Opinião

“Lootbox e jogos de azar não se misturam”, explica especialista

Para advogado, sistemas são análogos aos clássicos álbuns de figurinha

13 de abril de 2023

Reprodução/GamerGen

Depois que o Centro de Inteligência da Justiça do Distrito Federal (CIJDF) expediu uma Nota Técnica sobre a monetização de jogos eletrônicos, as notórias lootboxes voltaram à pauta no país. Para quem não sabe: loot boxes são “caixas-surpresa de recompensas” vendidas em games – uma espécie de kinder ovo digital.

Muito embora haja discussão sobre a forma como esses microtransações são utilizadas pelas desenvolvedoras, a Nota Técnica do CIJDF deixa claro que, legalmente, lootboxes não são jogos de azar.

“Tentar equalizar as práticas para fins de comparação gera uma falsa simetria, porque elas são atividades completamente distintas”, diz o advogado e especialista em Games e eSports Marcelo Mattoso, sócio do Barcellos Tucunduva Advogados. “Por definição legal (art. 50, §3º, alínea “a” da Lei de Contravenções Penais), jogo de azar é o ‘jogo em que o ganho ou perda dependam exclusivamente da sorte’. Ou seja, pelo que se extrai do texto da lei, para caracterização desse conceito são necessários três elementos: ser um jogo; envolver um ganho e uma perda; depender exclusivamente ou principalmente de sorte.”

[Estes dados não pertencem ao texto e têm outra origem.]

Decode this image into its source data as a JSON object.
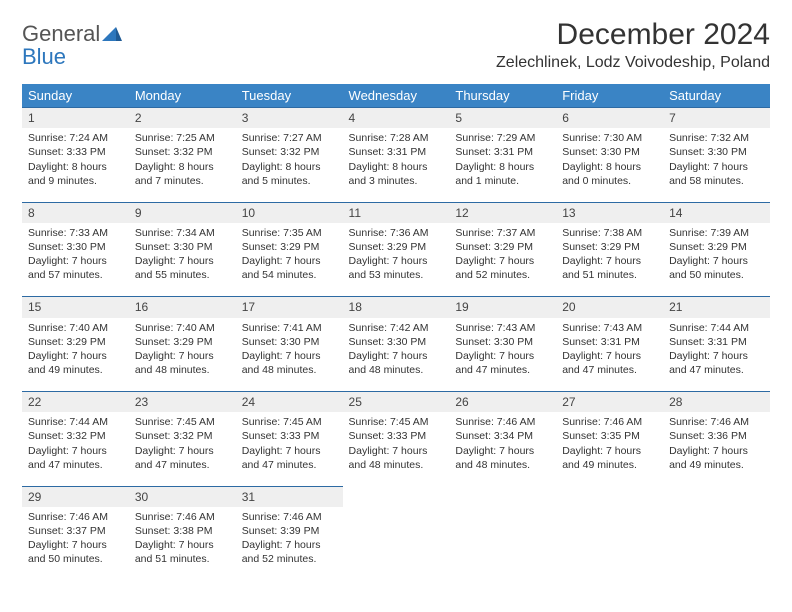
{
  "logo": {
    "line1": "General",
    "line2": "Blue"
  },
  "title": "December 2024",
  "location": "Zelechlinek, Lodz Voivodeship, Poland",
  "colors": {
    "header_bg": "#3a84c5",
    "header_text": "#ffffff",
    "daynum_bg": "#efefef",
    "row_divider": "#2d6aa3",
    "text": "#333333",
    "logo_gray": "#555555",
    "logo_blue": "#2d77bd"
  },
  "day_headers": [
    "Sunday",
    "Monday",
    "Tuesday",
    "Wednesday",
    "Thursday",
    "Friday",
    "Saturday"
  ],
  "weeks": [
    [
      {
        "num": "1",
        "sunrise": "Sunrise: 7:24 AM",
        "sunset": "Sunset: 3:33 PM",
        "daylight": "Daylight: 8 hours and 9 minutes."
      },
      {
        "num": "2",
        "sunrise": "Sunrise: 7:25 AM",
        "sunset": "Sunset: 3:32 PM",
        "daylight": "Daylight: 8 hours and 7 minutes."
      },
      {
        "num": "3",
        "sunrise": "Sunrise: 7:27 AM",
        "sunset": "Sunset: 3:32 PM",
        "daylight": "Daylight: 8 hours and 5 minutes."
      },
      {
        "num": "4",
        "sunrise": "Sunrise: 7:28 AM",
        "sunset": "Sunset: 3:31 PM",
        "daylight": "Daylight: 8 hours and 3 minutes."
      },
      {
        "num": "5",
        "sunrise": "Sunrise: 7:29 AM",
        "sunset": "Sunset: 3:31 PM",
        "daylight": "Daylight: 8 hours and 1 minute."
      },
      {
        "num": "6",
        "sunrise": "Sunrise: 7:30 AM",
        "sunset": "Sunset: 3:30 PM",
        "daylight": "Daylight: 8 hours and 0 minutes."
      },
      {
        "num": "7",
        "sunrise": "Sunrise: 7:32 AM",
        "sunset": "Sunset: 3:30 PM",
        "daylight": "Daylight: 7 hours and 58 minutes."
      }
    ],
    [
      {
        "num": "8",
        "sunrise": "Sunrise: 7:33 AM",
        "sunset": "Sunset: 3:30 PM",
        "daylight": "Daylight: 7 hours and 57 minutes."
      },
      {
        "num": "9",
        "sunrise": "Sunrise: 7:34 AM",
        "sunset": "Sunset: 3:30 PM",
        "daylight": "Daylight: 7 hours and 55 minutes."
      },
      {
        "num": "10",
        "sunrise": "Sunrise: 7:35 AM",
        "sunset": "Sunset: 3:29 PM",
        "daylight": "Daylight: 7 hours and 54 minutes."
      },
      {
        "num": "11",
        "sunrise": "Sunrise: 7:36 AM",
        "sunset": "Sunset: 3:29 PM",
        "daylight": "Daylight: 7 hours and 53 minutes."
      },
      {
        "num": "12",
        "sunrise": "Sunrise: 7:37 AM",
        "sunset": "Sunset: 3:29 PM",
        "daylight": "Daylight: 7 hours and 52 minutes."
      },
      {
        "num": "13",
        "sunrise": "Sunrise: 7:38 AM",
        "sunset": "Sunset: 3:29 PM",
        "daylight": "Daylight: 7 hours and 51 minutes."
      },
      {
        "num": "14",
        "sunrise": "Sunrise: 7:39 AM",
        "sunset": "Sunset: 3:29 PM",
        "daylight": "Daylight: 7 hours and 50 minutes."
      }
    ],
    [
      {
        "num": "15",
        "sunrise": "Sunrise: 7:40 AM",
        "sunset": "Sunset: 3:29 PM",
        "daylight": "Daylight: 7 hours and 49 minutes."
      },
      {
        "num": "16",
        "sunrise": "Sunrise: 7:40 AM",
        "sunset": "Sunset: 3:29 PM",
        "daylight": "Daylight: 7 hours and 48 minutes."
      },
      {
        "num": "17",
        "sunrise": "Sunrise: 7:41 AM",
        "sunset": "Sunset: 3:30 PM",
        "daylight": "Daylight: 7 hours and 48 minutes."
      },
      {
        "num": "18",
        "sunrise": "Sunrise: 7:42 AM",
        "sunset": "Sunset: 3:30 PM",
        "daylight": "Daylight: 7 hours and 48 minutes."
      },
      {
        "num": "19",
        "sunrise": "Sunrise: 7:43 AM",
        "sunset": "Sunset: 3:30 PM",
        "daylight": "Daylight: 7 hours and 47 minutes."
      },
      {
        "num": "20",
        "sunrise": "Sunrise: 7:43 AM",
        "sunset": "Sunset: 3:31 PM",
        "daylight": "Daylight: 7 hours and 47 minutes."
      },
      {
        "num": "21",
        "sunrise": "Sunrise: 7:44 AM",
        "sunset": "Sunset: 3:31 PM",
        "daylight": "Daylight: 7 hours and 47 minutes."
      }
    ],
    [
      {
        "num": "22",
        "sunrise": "Sunrise: 7:44 AM",
        "sunset": "Sunset: 3:32 PM",
        "daylight": "Daylight: 7 hours and 47 minutes."
      },
      {
        "num": "23",
        "sunrise": "Sunrise: 7:45 AM",
        "sunset": "Sunset: 3:32 PM",
        "daylight": "Daylight: 7 hours and 47 minutes."
      },
      {
        "num": "24",
        "sunrise": "Sunrise: 7:45 AM",
        "sunset": "Sunset: 3:33 PM",
        "daylight": "Daylight: 7 hours and 47 minutes."
      },
      {
        "num": "25",
        "sunrise": "Sunrise: 7:45 AM",
        "sunset": "Sunset: 3:33 PM",
        "daylight": "Daylight: 7 hours and 48 minutes."
      },
      {
        "num": "26",
        "sunrise": "Sunrise: 7:46 AM",
        "sunset": "Sunset: 3:34 PM",
        "daylight": "Daylight: 7 hours and 48 minutes."
      },
      {
        "num": "27",
        "sunrise": "Sunrise: 7:46 AM",
        "sunset": "Sunset: 3:35 PM",
        "daylight": "Daylight: 7 hours and 49 minutes."
      },
      {
        "num": "28",
        "sunrise": "Sunrise: 7:46 AM",
        "sunset": "Sunset: 3:36 PM",
        "daylight": "Daylight: 7 hours and 49 minutes."
      }
    ],
    [
      {
        "num": "29",
        "sunrise": "Sunrise: 7:46 AM",
        "sunset": "Sunset: 3:37 PM",
        "daylight": "Daylight: 7 hours and 50 minutes."
      },
      {
        "num": "30",
        "sunrise": "Sunrise: 7:46 AM",
        "sunset": "Sunset: 3:38 PM",
        "daylight": "Daylight: 7 hours and 51 minutes."
      },
      {
        "num": "31",
        "sunrise": "Sunrise: 7:46 AM",
        "sunset": "Sunset: 3:39 PM",
        "daylight": "Daylight: 7 hours and 52 minutes."
      },
      null,
      null,
      null,
      null
    ]
  ]
}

Assim, o especialista reitera que as lootboxes são: (i) são mecanismos utilizados para desbloqueio de conteúdos virtuais em jogos eletrônicos (e não um “jogo” em si, mas sim um mecanismo dentro do jogo eletrônico); (ii) não envolvem “perda ou ganho”, pois o usuário, ao utilizar-se desse mecanismo, não perde ou ganha coisas ou bens, mas apenas desbloqueia conteúdos virtuais sem valor monetário; (iii) apesar de possuir o fator “sorte” no desbloqueio de tais conteúdos, tal fator, sozinho, não tipifica a conduta (caracterizar crime ou contravenção), já que os outros elementos não estão presentes.

Segundo Mattoso, a Nota Técnica vai além ao deixar um exemplo muito pertinente. “Se entendermos que lootboxes são jogos de azar, estaríamos querendo dizer que pacotes de figurinhas para completar álbuns de jogadores de futebol, extremamente comuns em anos de Copa do Mundo; cards colecionáveis como Pokémon TGC, Magic The Gathering ou Yu-Gi-Oh! – o famoso chocolate kinder ovo, também seriam jogos de azar. Tais produtos já estão inseridos em nossa sociedade há anos e sua utilização nunca foi questionada como jogos de azar, exatamente pelo fato de que não possuem tais características.”

Ainda assim, a Nota Técnica deixa claro que o documento “tem natureza de simples recomendação e cunho informativo”.

“A Nota não possui força de lei ou vinculação em casos judiciais, mas foi elaborada para trazer um pouco de luz sobre o tema e pode, sim, ser utilizada para embasar o tema. Apesar de detalhada, é um documento instrutório e que traz à baila inúmeros conceitos importantes. O ponto proveitoso para o debate é que ela deixa claro que lootboxes e jogos de azar são coisas completamente distintas e devem ser tratadas separadamente. Partindo dessa premissa, creio que as discussões sobre ambos os temas possam seguir adiante sem se misturar, gerando segurança para ambos os mercados e para a sociedade em geral.”

Apesar da discussão ser necessária, o tema parece ser muito mais uma forma de informar pais e responsáveis no cenário de jogos eletrônicos do que uma forma de cobrar ações das desenvolvedoras. O especialista pondera, porém, que “o que podemos extrair aqui é a conscientização de como funcionam as lootboxes e qual o seu papel dentro dos jogos eletrônicos; trazer informações sobre a questão e fazer com o que mercado, a comunidade e a própria sociedade reflitam sobre o tema de forma saudável; e entender como utilizar esses mecanismos de forma sustentável para viabilizar jogos ‘gratuitos’”.

Para Mattoso, “o cenário de eSports, por exemplo, é fomentado, em sua maioria, por jogos que possuem o modelo ‘freemium’ lastreado em lootboxes: todo um ecossistema existente e é viabilizado por elas, por assim dizer”.